Note that net welfare per capita in 2200 is underestimated for each scenario because the GDPs per capita in the absence of climate change were underestimated while welfare losses due to climate change were overestimated.
This figure shows that despite understating future net welfare per capita:
- Under each scenario, net welfare for both developing and industrialized countries increases from 1990 to 2100, and from 2100 to 2200. Thus Nobelist Robert Solow’s (1993) criterion for sustainable development – namely, that current generations should “endow [future generations] with whatever it takes to achieve a standard of living at least as good as our own” – should be easily met. In other words, claims to the contrary, if the world’s current developmental path is unsustainable, it won’t be because of climate change.
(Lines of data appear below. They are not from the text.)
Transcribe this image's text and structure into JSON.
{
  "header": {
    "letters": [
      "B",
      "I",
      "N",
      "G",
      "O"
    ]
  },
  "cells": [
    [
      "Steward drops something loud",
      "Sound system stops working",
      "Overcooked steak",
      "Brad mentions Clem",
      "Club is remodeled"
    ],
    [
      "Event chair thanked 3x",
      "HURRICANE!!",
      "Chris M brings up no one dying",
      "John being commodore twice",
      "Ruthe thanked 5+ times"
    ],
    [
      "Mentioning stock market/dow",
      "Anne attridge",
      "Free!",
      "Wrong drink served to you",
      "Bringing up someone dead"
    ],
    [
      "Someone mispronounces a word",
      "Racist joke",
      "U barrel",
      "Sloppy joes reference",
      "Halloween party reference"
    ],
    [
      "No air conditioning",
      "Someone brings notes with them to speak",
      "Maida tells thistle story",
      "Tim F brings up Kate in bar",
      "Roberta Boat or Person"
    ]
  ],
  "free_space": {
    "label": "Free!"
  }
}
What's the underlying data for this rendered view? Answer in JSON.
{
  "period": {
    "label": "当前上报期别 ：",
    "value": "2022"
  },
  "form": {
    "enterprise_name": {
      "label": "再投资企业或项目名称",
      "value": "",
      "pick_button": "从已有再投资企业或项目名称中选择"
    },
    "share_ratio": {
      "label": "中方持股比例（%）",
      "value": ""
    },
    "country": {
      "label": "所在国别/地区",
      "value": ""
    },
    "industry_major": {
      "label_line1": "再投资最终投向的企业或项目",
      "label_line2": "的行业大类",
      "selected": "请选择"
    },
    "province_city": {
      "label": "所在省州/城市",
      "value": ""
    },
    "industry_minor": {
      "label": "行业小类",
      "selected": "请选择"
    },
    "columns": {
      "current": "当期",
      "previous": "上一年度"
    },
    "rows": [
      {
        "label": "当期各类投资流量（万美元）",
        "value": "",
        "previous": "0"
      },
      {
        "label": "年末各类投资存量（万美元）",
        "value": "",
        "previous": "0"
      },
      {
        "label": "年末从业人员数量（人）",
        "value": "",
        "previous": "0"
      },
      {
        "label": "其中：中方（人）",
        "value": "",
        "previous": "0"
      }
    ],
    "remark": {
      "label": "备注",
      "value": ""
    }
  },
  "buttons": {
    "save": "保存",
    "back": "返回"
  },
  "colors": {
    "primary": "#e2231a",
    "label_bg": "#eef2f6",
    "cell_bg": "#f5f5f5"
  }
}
- Well-being in both 2100 and 2200 should, in the aggregate, be highest for the richest-but-warmest (A1FI) scenario and lowest for the poorest (A2) scenario, again regardless of climate change. That is, the richest-but-warmest world is to be preferred over poorer-but-cooler worlds. Thus, if humanity could choose between the four IPCC scenarios, for the next several decades it should choose to realize the richest-but-warmest (A1FI) world. In other words, in order to improve net welfare, governments should be striving to push their countries on the path of higher wealth rather than lower carbon. So why are the world’s governments trying to negotiate a deal in Copenhagen later this year that would make their populations poorer and reduce their welfare?
- In both developing and industrialized countries net welfare per capita should be much higher in 2100 than in 1990, and higher still in 2200, notwithstanding any climate change or which scenario one picks. That is, regardless of the circumstance, future generations, particularly in today’s developing countries, will be better off than current generations. Thus the premise underlying the argument that we are morally obliged to control emissions now to ensure that future generations won’t be worse off isn’t supported by the Stern Review’s own analysis.
In fact, this raises the question whether it is moral to require today’s poorer generations to spend their scarce resource on anthropogenic GHG-induced global warming – a problem that may or may not be faced by future, far wealthier and technologically better endowed generations – instead of the more urgent, real problems that plague current generations and will continue to plague future generations as well.